Raspberry Pi and Oracle Academy are giving away 1,000 Raspberry Pi 'weather station kits' as part of a scheme aimed at teaching school children programming skills.
The two tech firms share a close relationship already as the Oracle Academy and Raspberry Pi Foundation work together to ship the maker-kits with Oracle's Java programming language.
The kits will allow pupils to operate a weather station by writing code. Data including weather conditions such as wind speed, direction, temperature, pressure and humidity will be stored and queried by the school children using Oracle's SQL database software.
Local weather information and predictions created by the children will be published on a website they develop too.
Founder Eben Upton said that the kits were already over-subscribed and will go through a school-by-school selection process. He added that the kits would help children "find the project a very engaging way of learning new and useful skills, and that they'll have lots of fun in the process".

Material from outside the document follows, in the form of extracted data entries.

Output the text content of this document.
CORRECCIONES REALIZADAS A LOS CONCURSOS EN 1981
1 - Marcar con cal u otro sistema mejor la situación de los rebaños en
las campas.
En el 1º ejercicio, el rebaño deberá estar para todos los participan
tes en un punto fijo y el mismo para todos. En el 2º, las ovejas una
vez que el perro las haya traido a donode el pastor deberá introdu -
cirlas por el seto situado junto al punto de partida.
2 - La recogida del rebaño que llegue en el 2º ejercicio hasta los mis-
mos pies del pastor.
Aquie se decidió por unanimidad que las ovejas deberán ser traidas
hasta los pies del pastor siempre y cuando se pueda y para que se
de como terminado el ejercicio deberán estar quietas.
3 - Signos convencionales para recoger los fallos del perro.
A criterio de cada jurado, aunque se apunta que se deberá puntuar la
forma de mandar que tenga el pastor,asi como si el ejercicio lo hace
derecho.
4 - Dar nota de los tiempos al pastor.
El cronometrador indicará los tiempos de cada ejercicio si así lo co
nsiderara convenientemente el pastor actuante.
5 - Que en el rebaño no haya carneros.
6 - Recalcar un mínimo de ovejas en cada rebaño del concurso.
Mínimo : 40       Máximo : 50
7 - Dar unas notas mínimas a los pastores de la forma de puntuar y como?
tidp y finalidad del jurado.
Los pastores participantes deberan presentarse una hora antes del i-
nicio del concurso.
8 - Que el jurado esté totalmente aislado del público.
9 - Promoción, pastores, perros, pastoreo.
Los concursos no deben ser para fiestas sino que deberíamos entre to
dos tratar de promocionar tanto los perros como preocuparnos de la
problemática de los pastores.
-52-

Any schools that did not receive a free kit can purchase one in the near future, Upton continued, telling Techworld that he aims to keep costs below £100 per kit.
Jane Richardson, Oracle Academy's European directer said: "From application programming to database management, computer science skills can lead to rewarding and fulfilling careers. Our goal with the Oracle Raspberry Pi Weather Station project is not only to show students how computer science can help them measure, interrogate and understand the world better, but also to give them hands-on opportunities to develop these skills.
"We believe this is one of the best ways to inspire the next generation to take up the computer science roles that economies around the world need filled."
The 1,000 free kits for schools are being funded by Oracle Giving.